MDCK or 293T cells were lysed in lysis buffer. After centrifugation, the supernatants were subjected to immunoprecipitation with the indicated antibodies, followed by SDS–PAGE and Western blotting. To prepare lysates from confluent and low-density-cultured MDCK cells, 8 × 106 cells were seeded in one 10-cm dish and 3 × 106 cells were seeded in three 10-cm dishes, respectively. After culturing for 2 d, lysates were prepared and protein concentrations were adjusted, and they were subjected to immunoprecipitation.

Immunofluorescence

Cells were fixed with 2% paraformaldehyde in PBS and permeabilized with 0.5% Triton X-100 in PBS. Alexa Fluor–conjugated secondary antibodies (Invitrogen) were used for immunostaining.
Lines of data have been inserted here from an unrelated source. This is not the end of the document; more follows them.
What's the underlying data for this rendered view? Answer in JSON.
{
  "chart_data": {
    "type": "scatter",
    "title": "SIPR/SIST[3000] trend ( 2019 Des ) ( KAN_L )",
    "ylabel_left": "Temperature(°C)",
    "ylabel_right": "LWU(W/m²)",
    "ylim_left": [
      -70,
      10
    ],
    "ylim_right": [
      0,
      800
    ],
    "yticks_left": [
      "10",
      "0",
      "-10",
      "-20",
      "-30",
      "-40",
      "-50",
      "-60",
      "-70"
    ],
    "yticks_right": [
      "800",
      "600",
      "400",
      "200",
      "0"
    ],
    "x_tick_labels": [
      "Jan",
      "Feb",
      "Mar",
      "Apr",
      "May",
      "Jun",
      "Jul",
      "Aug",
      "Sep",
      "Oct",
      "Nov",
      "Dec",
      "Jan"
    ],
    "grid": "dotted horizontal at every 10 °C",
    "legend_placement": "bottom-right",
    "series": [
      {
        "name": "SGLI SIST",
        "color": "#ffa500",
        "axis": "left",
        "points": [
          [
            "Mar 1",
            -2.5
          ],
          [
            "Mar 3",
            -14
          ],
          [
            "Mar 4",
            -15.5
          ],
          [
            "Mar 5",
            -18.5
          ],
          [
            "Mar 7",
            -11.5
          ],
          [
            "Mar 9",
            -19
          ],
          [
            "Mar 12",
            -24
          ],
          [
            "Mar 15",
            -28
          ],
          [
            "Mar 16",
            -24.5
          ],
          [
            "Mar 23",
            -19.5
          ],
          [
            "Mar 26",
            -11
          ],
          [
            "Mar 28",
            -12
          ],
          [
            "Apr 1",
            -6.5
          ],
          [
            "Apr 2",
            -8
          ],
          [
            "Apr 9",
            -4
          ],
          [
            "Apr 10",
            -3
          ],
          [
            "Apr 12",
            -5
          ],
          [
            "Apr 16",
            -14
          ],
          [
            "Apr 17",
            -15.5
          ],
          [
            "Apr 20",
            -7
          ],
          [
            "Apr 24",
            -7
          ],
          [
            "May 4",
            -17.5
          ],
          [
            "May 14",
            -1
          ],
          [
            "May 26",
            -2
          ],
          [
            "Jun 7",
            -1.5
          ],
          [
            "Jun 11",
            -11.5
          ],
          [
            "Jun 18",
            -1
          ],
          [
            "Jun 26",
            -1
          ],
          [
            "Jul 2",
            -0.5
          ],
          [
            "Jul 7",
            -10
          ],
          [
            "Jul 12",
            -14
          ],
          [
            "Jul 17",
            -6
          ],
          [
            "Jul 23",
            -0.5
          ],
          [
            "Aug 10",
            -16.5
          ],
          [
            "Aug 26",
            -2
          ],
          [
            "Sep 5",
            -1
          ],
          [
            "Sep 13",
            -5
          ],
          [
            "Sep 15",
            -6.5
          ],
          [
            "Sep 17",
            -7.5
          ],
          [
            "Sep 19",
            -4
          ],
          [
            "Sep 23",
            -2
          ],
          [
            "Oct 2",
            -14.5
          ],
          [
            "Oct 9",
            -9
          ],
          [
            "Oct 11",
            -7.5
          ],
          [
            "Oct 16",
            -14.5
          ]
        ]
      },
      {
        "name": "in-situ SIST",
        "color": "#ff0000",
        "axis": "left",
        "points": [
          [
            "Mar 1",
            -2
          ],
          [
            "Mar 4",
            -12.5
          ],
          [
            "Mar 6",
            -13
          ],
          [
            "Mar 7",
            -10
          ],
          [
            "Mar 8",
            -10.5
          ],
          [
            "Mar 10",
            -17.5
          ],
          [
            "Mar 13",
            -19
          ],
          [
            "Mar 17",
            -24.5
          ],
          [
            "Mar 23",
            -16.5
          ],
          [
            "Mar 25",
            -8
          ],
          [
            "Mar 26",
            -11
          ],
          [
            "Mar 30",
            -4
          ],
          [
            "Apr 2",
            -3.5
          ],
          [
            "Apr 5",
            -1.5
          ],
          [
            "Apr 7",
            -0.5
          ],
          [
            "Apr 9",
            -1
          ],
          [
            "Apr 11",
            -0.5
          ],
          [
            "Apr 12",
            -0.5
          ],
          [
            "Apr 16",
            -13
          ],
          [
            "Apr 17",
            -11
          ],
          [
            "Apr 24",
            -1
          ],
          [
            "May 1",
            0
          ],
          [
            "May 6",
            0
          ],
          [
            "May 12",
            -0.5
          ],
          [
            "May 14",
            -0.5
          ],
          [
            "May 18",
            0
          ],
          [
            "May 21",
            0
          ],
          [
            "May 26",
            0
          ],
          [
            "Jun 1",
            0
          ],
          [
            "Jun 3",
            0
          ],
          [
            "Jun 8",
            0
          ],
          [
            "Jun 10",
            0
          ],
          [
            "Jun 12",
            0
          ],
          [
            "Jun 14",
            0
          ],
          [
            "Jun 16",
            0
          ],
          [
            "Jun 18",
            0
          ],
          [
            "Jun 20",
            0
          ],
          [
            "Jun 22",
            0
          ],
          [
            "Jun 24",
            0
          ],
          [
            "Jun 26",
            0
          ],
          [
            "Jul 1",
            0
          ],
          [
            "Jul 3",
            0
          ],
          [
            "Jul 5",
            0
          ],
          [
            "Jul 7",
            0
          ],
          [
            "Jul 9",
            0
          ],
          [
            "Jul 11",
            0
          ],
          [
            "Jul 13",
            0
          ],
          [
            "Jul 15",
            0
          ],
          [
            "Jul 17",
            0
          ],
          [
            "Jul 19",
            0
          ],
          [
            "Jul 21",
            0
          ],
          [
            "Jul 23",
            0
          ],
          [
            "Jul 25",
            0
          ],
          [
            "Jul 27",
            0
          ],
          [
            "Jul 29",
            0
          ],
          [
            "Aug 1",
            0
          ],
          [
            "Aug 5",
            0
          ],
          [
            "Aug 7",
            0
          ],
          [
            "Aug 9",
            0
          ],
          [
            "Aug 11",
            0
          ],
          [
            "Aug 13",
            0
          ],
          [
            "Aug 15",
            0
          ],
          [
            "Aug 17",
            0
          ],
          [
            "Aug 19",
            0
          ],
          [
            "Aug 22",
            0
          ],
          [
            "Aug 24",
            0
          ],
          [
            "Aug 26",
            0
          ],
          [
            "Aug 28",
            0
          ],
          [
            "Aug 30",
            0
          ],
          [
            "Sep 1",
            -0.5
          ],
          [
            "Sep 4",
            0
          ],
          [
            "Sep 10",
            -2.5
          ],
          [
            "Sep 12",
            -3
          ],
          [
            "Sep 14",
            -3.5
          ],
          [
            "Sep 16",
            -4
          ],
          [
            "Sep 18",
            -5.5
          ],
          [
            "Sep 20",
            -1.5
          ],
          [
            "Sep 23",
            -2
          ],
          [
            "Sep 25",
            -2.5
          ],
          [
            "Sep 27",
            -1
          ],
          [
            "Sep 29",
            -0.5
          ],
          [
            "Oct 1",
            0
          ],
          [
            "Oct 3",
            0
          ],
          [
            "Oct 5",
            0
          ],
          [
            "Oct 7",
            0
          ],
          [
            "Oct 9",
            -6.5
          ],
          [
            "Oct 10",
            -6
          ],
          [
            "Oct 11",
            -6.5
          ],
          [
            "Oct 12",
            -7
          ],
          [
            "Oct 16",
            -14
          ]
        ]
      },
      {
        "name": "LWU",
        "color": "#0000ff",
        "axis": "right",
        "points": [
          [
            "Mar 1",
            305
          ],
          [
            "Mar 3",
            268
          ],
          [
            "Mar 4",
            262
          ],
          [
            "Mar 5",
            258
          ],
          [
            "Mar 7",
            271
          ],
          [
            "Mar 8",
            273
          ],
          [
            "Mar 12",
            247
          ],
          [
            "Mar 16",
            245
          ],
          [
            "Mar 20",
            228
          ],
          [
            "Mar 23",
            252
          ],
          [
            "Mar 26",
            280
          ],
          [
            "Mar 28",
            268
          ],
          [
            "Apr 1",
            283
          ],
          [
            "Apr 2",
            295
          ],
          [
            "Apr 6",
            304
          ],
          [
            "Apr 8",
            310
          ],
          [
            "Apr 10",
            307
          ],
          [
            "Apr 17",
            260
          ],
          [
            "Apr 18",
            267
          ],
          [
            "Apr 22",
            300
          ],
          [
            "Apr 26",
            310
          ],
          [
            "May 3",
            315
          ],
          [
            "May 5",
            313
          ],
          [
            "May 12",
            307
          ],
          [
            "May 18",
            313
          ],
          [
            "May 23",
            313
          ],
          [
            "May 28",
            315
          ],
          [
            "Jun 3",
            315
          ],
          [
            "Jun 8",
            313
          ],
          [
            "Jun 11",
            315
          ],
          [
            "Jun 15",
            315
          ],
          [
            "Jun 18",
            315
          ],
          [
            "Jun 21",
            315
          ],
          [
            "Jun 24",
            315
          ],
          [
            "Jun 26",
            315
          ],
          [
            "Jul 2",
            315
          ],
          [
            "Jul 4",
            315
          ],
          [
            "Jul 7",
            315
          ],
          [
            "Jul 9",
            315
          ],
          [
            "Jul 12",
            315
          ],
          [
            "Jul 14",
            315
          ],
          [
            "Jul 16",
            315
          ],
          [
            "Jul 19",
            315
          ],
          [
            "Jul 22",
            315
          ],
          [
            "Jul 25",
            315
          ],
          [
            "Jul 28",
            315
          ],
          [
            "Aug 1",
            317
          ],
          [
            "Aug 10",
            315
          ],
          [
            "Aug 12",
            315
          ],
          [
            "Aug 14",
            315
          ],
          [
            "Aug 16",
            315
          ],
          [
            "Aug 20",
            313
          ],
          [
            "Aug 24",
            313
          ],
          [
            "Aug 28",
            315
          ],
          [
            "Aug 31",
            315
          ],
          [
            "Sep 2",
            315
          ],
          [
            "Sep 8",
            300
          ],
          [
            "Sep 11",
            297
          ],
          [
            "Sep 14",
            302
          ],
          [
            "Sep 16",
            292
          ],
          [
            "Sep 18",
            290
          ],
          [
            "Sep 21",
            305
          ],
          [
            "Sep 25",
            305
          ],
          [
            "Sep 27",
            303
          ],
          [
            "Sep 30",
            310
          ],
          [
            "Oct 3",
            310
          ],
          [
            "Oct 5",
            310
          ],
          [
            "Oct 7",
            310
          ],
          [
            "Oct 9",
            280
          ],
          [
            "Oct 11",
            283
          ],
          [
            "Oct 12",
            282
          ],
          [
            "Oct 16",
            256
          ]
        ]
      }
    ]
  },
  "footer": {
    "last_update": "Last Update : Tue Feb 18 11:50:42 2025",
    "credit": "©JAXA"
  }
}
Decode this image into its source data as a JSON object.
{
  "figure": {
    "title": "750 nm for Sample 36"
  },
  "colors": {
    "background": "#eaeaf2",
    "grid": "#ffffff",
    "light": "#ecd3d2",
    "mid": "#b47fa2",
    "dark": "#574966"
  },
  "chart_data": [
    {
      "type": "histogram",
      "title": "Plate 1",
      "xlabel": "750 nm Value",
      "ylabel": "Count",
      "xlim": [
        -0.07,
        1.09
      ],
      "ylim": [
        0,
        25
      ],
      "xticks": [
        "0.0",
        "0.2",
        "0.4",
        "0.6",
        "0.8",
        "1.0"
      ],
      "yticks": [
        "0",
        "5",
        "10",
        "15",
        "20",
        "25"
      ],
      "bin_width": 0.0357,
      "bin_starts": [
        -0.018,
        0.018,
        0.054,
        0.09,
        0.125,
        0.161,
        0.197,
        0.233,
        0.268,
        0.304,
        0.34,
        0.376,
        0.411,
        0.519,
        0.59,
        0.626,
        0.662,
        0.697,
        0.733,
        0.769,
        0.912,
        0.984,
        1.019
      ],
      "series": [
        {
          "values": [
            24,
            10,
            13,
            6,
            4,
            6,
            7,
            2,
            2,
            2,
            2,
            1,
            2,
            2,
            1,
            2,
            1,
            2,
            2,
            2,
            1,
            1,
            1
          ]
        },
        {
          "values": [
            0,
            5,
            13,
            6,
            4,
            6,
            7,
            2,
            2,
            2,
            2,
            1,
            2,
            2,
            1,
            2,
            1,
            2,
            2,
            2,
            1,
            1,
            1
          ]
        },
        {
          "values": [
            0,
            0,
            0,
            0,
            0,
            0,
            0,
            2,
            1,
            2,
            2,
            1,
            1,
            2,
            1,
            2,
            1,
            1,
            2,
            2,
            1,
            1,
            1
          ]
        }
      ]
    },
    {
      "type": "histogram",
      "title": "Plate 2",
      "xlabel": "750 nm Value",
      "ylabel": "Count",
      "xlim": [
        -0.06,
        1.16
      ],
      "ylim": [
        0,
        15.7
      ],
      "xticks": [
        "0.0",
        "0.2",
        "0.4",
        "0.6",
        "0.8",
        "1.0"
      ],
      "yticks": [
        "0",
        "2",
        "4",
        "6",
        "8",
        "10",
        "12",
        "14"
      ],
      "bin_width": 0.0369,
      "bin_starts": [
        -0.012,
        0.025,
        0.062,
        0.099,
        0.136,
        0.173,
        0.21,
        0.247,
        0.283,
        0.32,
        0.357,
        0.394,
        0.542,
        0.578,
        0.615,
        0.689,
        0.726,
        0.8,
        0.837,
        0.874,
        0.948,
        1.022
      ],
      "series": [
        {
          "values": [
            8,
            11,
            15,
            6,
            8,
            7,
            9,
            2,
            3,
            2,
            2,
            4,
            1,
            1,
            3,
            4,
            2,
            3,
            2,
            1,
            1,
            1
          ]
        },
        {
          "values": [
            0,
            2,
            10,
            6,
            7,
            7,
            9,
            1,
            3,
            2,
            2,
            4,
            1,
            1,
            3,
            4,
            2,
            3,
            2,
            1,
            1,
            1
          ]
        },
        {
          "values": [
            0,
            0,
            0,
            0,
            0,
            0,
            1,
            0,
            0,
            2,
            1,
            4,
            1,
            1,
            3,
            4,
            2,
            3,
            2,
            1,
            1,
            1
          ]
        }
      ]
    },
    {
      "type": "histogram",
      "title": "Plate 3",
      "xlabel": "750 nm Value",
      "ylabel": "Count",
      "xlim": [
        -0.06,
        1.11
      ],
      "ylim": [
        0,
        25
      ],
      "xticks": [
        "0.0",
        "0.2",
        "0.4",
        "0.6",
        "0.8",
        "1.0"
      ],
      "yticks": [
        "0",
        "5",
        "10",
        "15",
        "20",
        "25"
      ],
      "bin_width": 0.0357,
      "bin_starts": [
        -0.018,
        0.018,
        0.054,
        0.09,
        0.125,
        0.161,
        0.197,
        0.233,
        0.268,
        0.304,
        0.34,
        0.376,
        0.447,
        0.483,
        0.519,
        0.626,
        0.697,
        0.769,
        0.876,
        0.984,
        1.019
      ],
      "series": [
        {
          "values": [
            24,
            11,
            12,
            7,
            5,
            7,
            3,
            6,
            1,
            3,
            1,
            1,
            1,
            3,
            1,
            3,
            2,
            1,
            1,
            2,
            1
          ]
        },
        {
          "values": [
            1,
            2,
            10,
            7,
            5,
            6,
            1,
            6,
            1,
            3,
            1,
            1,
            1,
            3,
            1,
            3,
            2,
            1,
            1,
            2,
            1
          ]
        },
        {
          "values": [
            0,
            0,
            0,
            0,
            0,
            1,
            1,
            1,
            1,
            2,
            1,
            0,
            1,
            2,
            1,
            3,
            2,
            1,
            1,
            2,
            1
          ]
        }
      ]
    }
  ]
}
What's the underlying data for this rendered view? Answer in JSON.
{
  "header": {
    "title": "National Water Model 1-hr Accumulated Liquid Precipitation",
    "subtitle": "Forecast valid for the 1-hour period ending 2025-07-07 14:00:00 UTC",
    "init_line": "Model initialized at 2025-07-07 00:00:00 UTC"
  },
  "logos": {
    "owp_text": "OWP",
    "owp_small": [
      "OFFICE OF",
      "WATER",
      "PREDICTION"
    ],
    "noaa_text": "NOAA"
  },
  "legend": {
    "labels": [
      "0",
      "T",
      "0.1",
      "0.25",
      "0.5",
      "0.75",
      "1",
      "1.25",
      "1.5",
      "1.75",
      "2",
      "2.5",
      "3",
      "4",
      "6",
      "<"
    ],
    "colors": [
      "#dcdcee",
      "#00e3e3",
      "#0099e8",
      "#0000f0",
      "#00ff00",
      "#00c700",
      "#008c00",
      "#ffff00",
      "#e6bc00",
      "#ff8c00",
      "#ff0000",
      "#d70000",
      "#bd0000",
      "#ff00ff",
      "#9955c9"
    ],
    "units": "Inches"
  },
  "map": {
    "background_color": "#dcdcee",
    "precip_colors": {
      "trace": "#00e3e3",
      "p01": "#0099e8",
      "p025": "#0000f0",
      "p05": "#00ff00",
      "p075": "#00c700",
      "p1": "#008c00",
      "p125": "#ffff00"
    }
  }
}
For staining of F-actin, rhodamine-phalloidin or Alexa 647–phalloidin was used, and for nuclei, DAPI or propidium iodide (PI) was used. For PI staining, samples were pretreated with RNase. Images were obtained using a conventional immunofluorescence microscope (AxioImager; Carl Zeiss, Oberkochen, Germany) or a laser confocal scanning microscope system (LSM 510, LSM700; Carl Zeiss).

Cell cycle analysis

MDCK cells (2.5 × 105) were seeded in 6-cm dishes and cultured for 18 h. Cells were then incubated for 6 h in low calcium medium (3 µM Ca2+, 5% FBS-containing DMEM) containing each adenovirus (1 × 108 pfu/ml). After incubating in normal medium for 24 h, cells were trypsinized and fixed with 70% ethanol overnight at 4°C. After washing in PBS, cells were incubated in 150 μl of PBS containing 50 μM PI and 0.6 mg/ml RNase at 37°C for 30 min. Data were collected with a BD FACSCanto flow cytometer, and the mathematical model MODFIT was used to calculate the percentage of cells in G1, S, and G2/M phases of the cell cycle. To analyze the effect of VprBP knockdown, 2.5 × 105 MDCK cells were seeded in 6-cm dishes and transfected with each siRNA simultaneously. After a 24-h incubation, a second transfection was performed in the same manner, and cells were then cultured for an additional 48 h. Cells were then harvested and analyzed by flow cytometry as described.